Gratitude is an admirable trait. Within the context of a 12 Step gathering, it has a potent highlight.
You hear dark stories of this disease called addiction. Blackouts, tragic accidents, broken relationships, imprisonment, fortunes gained and lost. A respected college professor who awakened in a piss-stained alleyway. A mother of three who lost her children for years. A young woman in a coma, struggling back to the light.
Grateful? Why? Surely because the disease is at bay, the downhill descent arrested by a new way of being. But the gratitude is more than a celebration of this miracle. It’s a bold statement, a candle held against the darkness, a sweet melody flung into the abyss.
I am free from regrets and bitterness! I am grateful for every trial, even this disease, because it awakened me to abundant life!
Katherine Mansfield, modernist writer, friend of D.H. Lawrence and Virginia Woolf, died of tuberculosis at age 34. She said, “Make it a rule to never regret. Regret is an appalling waste of energy; you can’t build on it; it’s only for wallowing.”

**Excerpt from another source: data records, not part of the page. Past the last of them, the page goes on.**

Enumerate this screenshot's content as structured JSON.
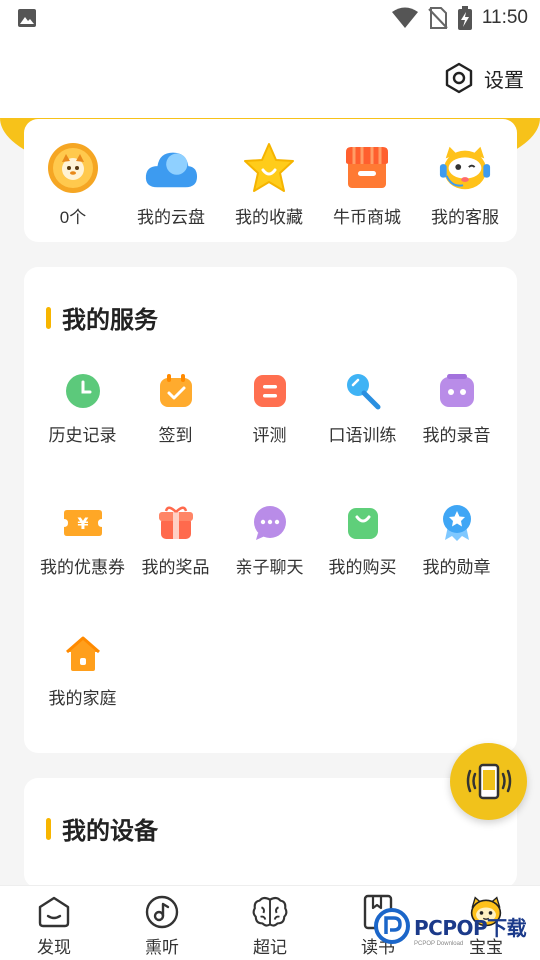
{
  "status_bar": {
    "time": "11:50"
  },
  "header": {
    "settings_label": "设置"
  },
  "quick_actions": [
    {
      "label": "0个",
      "icon": "coin-icon"
    },
    {
      "label": "我的云盘",
      "icon": "cloud-icon"
    },
    {
      "label": "我的收藏",
      "icon": "star-icon"
    },
    {
      "label": "牛币商城",
      "icon": "shop-icon"
    },
    {
      "label": "我的客服",
      "icon": "customer-service-icon"
    }
  ],
  "services": {
    "title": "我的服务",
    "items": [
      {
        "label": "历史记录",
        "icon": "clock-icon"
      },
      {
        "label": "签到",
        "icon": "checkin-icon"
      },
      {
        "label": "评测",
        "icon": "evaluation-icon"
      },
      {
        "label": "口语训练",
        "icon": "microphone-icon"
      },
      {
        "label": "我的录音",
        "icon": "recording-icon"
      },
      {
        "label": "我的优惠券",
        "icon": "coupon-icon"
      },
      {
        "label": "我的奖品",
        "icon": "gift-icon"
      },
      {
        "label": "亲子聊天",
        "icon": "chat-icon"
      },
      {
        "label": "我的购买",
        "icon": "shopping-bag-icon"
      },
      {
        "label": "我的勋章",
        "icon": "medal-icon"
      },
      {
        "label": "我的家庭",
        "icon": "home-icon"
      }
    ]
  },
  "devices": {
    "title": "我的设备"
  },
  "tabbar": [
    {
      "label": "发现",
      "icon": "discover-icon"
    },
    {
      "label": "熏听",
      "icon": "music-note-icon"
    },
    {
      "label": "超记",
      "icon": "brain-icon"
    },
    {
      "label": "读书",
      "icon": "book-icon"
    },
    {
      "label": "宝宝",
      "icon": "baby-mascot-icon"
    }
  ],
  "watermark": {
    "brand": "PCPOP下载",
    "sub": "PCPOP Download"
  },
  "colors": {
    "accent": "#f7c21a",
    "title_bar": "#f7b500",
    "background": "#f5f5f5"
  }
}
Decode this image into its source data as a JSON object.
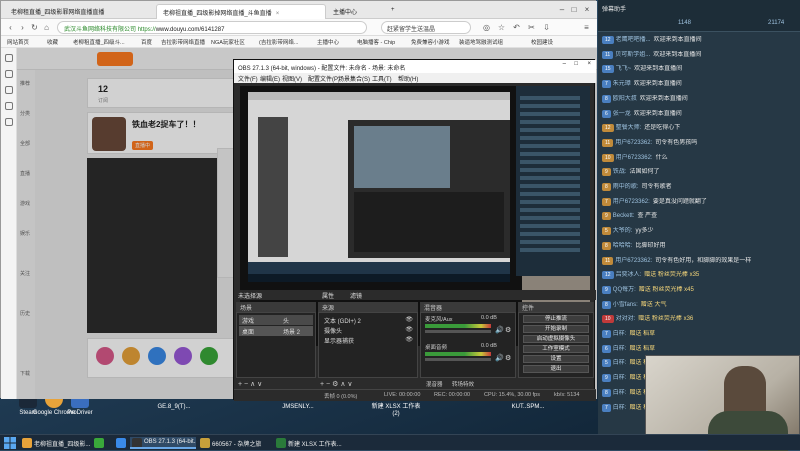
{
  "browser": {
    "tabs": [
      {
        "title": "老柳租直播_四级影罪网络直播直播",
        "active": false
      },
      {
        "title": "老柳祖直播_四级影掉网络直播_斗鱼直播",
        "active": true
      },
      {
        "title": "主播中心",
        "active": false
      }
    ],
    "new_tab": "+",
    "cert": "武汉斗鱼网络科技有限公司",
    "url_secure": "https://",
    "url": "www.douyu.com/6141287",
    "search_text": "赶紧留学生送温晶",
    "bookmarks": [
      "网站首页",
      "收藏",
      "老柳租直播_四级斗...",
      "百度",
      "吉拉影带网络直播",
      "NGA玩家社区",
      "(吉拉影带网络...",
      "主播中心",
      "电脑播客 - Chip",
      "免费兼容小游戏",
      "装逼地驾融测试组",
      "校园建设"
    ],
    "page": {
      "sub_count": "12",
      "sub_label": "订阅",
      "streamer_title": "铁血老2捉车了！！",
      "left_labels": [
        "推荐",
        "分类",
        "全部",
        "直播",
        "游戏",
        "娱乐",
        "关注",
        "历史",
        "下载"
      ],
      "badge_text": "直播中"
    }
  },
  "obs": {
    "title": "OBS 27.1.3 (64-bit, windows) - 配置文件: 未命名 - 场景: 未命名",
    "menu": [
      "文件(F)",
      "编辑(E)",
      "视图(V)",
      "配置文件(P)",
      "场景集合(S)",
      "工具(T)",
      "帮助(H)"
    ],
    "no_source": "未选择源",
    "props_btn": "属性",
    "filters_btn": "滤镜",
    "panels": {
      "scenes": "场景",
      "sources": "来源",
      "mixer": "混音器",
      "controls": "控件"
    },
    "scene_headers": [
      "场景",
      "头"
    ],
    "scenes": [
      {
        "name": "游戏",
        "tag": "头"
      },
      {
        "name": "桌面",
        "tag": "场景 2",
        "selected": true
      }
    ],
    "sources": [
      "文本 (GDI+) 2",
      "摄像头",
      "显示器捕获"
    ],
    "mixer": [
      {
        "name": "麦克风/Aux",
        "db": "0.0 dB"
      },
      {
        "name": "桌面音频",
        "db": "0.0 dB"
      }
    ],
    "controls": [
      "停止推流",
      "开始录制",
      "启动虚拟摄像头",
      "工作室模式",
      "设置",
      "退出"
    ],
    "transition_tabs": [
      "混音器",
      "转场特效"
    ],
    "status": {
      "dropped": "丢帧 0 (0.0%)",
      "live": "LIVE: 00:00:00",
      "rec": "REC: 00:00:00",
      "cpu": "CPU: 15.4%, 30.00 fps",
      "bitrate": "kb/s: 5134"
    }
  },
  "chat": {
    "header": {
      "title": "弹幕助手",
      "stats": [
        "1148",
        "21174"
      ]
    },
    "messages": [
      {
        "badge": "12",
        "color": "#4a7fc0",
        "nick": "老鹰吧吧播...",
        "text": "欢迎来到本直播间"
      },
      {
        "badge": "11",
        "color": "#4a7fc0",
        "nick": "贝可斯学姐...",
        "text": "欢迎来到本直播间"
      },
      {
        "badge": "15",
        "color": "#4a7fc0",
        "nick": "飞飞~",
        "text": "欢迎来到本直播间"
      },
      {
        "badge": "7",
        "color": "#4a7fc0",
        "nick": "朱元璋",
        "text": "欢迎来到本直播间"
      },
      {
        "badge": "8",
        "color": "#4a7fc0",
        "nick": "欧阳大叔",
        "text": "欢迎来到本直播间"
      },
      {
        "badge": "6",
        "color": "#4a7fc0",
        "nick": "张一龙",
        "text": "欢迎来到本直播间"
      },
      {
        "badge": "12",
        "color": "#c08a3a",
        "nick": "整餐大师:",
        "text": "还是吃得心下"
      },
      {
        "badge": "11",
        "color": "#c08a3a",
        "nick": "用户6723362:",
        "text": "司令有色男孩吗"
      },
      {
        "badge": "10",
        "color": "#c08a3a",
        "nick": "用户6723362:",
        "text": "什么"
      },
      {
        "badge": "9",
        "color": "#c08a3a",
        "nick": "铁战:",
        "text": "法国如何了"
      },
      {
        "badge": "8",
        "color": "#c08a3a",
        "nick": "雨中的歌:",
        "text": "司令有歌者"
      },
      {
        "badge": "7",
        "color": "#c08a3a",
        "nick": "用户6723362:",
        "text": "要是真没问题就翻了"
      },
      {
        "badge": "9",
        "color": "#c08a3a",
        "nick": "Beckett:",
        "text": "查 严查"
      },
      {
        "badge": "5",
        "color": "#c08a3a",
        "nick": "大爷的:",
        "text": "yy多少"
      },
      {
        "badge": "8",
        "color": "#c08a3a",
        "nick": "哈哈哈:",
        "text": "比脚印好用"
      },
      {
        "badge": "11",
        "color": "#c08a3a",
        "nick": "用户6723362:",
        "text": "司令有色好用，和脚脚的效果是一样"
      },
      {
        "badge": "12",
        "color": "#4a7fc0",
        "nick": "吕奕冰人:",
        "text": "赠送 粉丝荧光棒 x35",
        "gift": true
      },
      {
        "badge": "9",
        "color": "#4a7fc0",
        "nick": "QQ每万:",
        "text": "赠送 粉丝荧光棒 x45",
        "gift": true
      },
      {
        "badge": "8",
        "color": "#4a7fc0",
        "nick": "小雪fans:",
        "text": "赠送 大气",
        "gift": true
      },
      {
        "badge": "10",
        "color": "#c03a3a",
        "nick": "对对对:",
        "text": "赠送 粉丝荧光棒 x36",
        "gift": true
      },
      {
        "badge": "7",
        "color": "#4a7fc0",
        "nick": "白样:",
        "text": "赠送 稻草",
        "gift": true
      },
      {
        "badge": "6",
        "color": "#4a7fc0",
        "nick": "白样:",
        "text": "赠送 稻草",
        "gift": true
      },
      {
        "badge": "5",
        "color": "#4a7fc0",
        "nick": "白样:",
        "text": "赠送 稻草",
        "gift": true
      },
      {
        "badge": "9",
        "color": "#4a7fc0",
        "nick": "白样:",
        "text": "赠送 稻草",
        "gift": true
      },
      {
        "badge": "8",
        "color": "#4a7fc0",
        "nick": "白样:",
        "text": "赠送 稻草",
        "gift": true
      },
      {
        "badge": "7",
        "color": "#4a7fc0",
        "nick": "白样:",
        "text": "赠送 稻草",
        "gift": true
      }
    ]
  },
  "desktop_icons": [
    {
      "label": "Steam",
      "color": "#1b2838"
    },
    {
      "label": "Google Chrome",
      "color": "#e8a33a"
    },
    {
      "label": "ProDriver",
      "color": "#3a6ec0"
    },
    {
      "label": "GE.8_9(T)...",
      "color": "#5a5a5a"
    },
    {
      "label": "JMSENLY...",
      "color": "#5a5a5a"
    },
    {
      "label": "新建 XLSX 工作表 (2)",
      "color": "#2a7a3a"
    },
    {
      "label": "KUT..SPM...",
      "color": "#5a5a5a"
    }
  ],
  "taskbar": {
    "items": [
      {
        "label": "老柳祖直播_四级影...",
        "color": "#e8a33a",
        "active": false
      },
      {
        "label": "",
        "color": "#3aa83a",
        "active": false
      },
      {
        "label": "",
        "color": "#3a8ae8",
        "active": false
      },
      {
        "label": "OBS 27.1.3 (64-bit...",
        "color": "#333",
        "active": true
      },
      {
        "label": "660567 - 杂牌之旅",
        "color": "#c8a03a",
        "active": false
      },
      {
        "label": "新建 XLSX 工作表...",
        "color": "#2a7a3a",
        "active": false
      }
    ]
  }
}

Many of us continue to unearth our regrets. These caustic, unreleased wounds, are self-fulfilling prophecies. They cause the same squandering of the present moment as their mental ancestors.

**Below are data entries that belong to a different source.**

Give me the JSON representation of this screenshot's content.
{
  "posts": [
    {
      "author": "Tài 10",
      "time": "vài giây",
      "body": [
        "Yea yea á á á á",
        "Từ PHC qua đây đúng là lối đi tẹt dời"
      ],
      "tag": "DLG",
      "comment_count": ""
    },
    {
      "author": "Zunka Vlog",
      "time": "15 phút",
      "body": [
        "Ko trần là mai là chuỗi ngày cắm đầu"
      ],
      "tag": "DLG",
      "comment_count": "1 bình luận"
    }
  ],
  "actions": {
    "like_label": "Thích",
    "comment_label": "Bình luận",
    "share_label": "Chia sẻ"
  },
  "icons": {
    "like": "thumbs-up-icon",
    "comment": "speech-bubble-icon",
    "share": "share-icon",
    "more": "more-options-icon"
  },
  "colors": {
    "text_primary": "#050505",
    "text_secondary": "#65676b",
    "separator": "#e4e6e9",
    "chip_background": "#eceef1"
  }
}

I digest the texts of many world religions. In Jewish scripture, I have always loved these words from the Prophet Habakkuk: Though the fig tree does not blossom, and no fruit is on the vines; though the produce of the olive fails, and the fields yield no food; though the flock is cut off from the fold, and there is no herd in the stalls, yet I will rejoice in the Lord…
No regrets.
I remember a simple moment.
I was hiking above the timber line in an alpine meadow. Like many “peak baggers,” I was myopically intent on my objective, one of Colorado’s summits. I was moving at a quick pace, determined to ascend and descend on a tight time schedule.

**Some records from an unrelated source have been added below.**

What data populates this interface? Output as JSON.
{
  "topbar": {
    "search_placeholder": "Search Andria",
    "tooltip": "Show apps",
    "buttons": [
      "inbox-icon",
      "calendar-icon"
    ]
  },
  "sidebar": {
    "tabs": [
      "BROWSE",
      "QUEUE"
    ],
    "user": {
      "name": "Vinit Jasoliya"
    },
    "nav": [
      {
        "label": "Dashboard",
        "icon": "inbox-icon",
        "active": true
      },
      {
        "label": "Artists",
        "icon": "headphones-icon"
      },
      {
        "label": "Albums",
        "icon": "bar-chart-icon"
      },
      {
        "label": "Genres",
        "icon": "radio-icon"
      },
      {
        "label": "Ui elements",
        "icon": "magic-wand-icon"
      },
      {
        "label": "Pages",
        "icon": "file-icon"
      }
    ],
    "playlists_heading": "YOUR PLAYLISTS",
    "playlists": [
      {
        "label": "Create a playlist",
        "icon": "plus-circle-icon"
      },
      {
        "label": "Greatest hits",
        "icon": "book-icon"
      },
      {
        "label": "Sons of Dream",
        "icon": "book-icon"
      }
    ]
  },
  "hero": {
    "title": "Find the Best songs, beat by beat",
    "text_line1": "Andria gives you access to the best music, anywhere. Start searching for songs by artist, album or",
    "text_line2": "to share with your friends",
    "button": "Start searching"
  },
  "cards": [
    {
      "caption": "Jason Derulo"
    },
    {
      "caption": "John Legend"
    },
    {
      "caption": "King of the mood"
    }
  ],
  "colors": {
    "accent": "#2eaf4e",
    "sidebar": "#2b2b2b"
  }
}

That’s when I became aware of a small rock that had wiggled its way into my boot. Slightly irritating at first, it quickly became painful. What a nuisance! I stopped, exasperated by the pause, and sat on a boulder to untie my laces.
In my peripheral vision, I sensed movement. I lifted my eyes. I saw a soft breeze rippling across the meadow, stirring a riot of wildflowers, butterflies dancing above them. And then, from the tree line on the right, a small herd of elk emerged, led by a majestic buck.
I sat absolutely still, immersed in the present, the Shekinah. The elk began to lope across the landscape, poetry of motion, glossy flanks reflecting the sunlight, until they entered trees on the far side.
Thank God for that rock in my boot.
nicely said—
my version of this, as a cyclist, is when after I’ve flatted, and cursed the flat, I have a chance to stop and enjoy the moment, the view & the simplicity of it all…. thanks!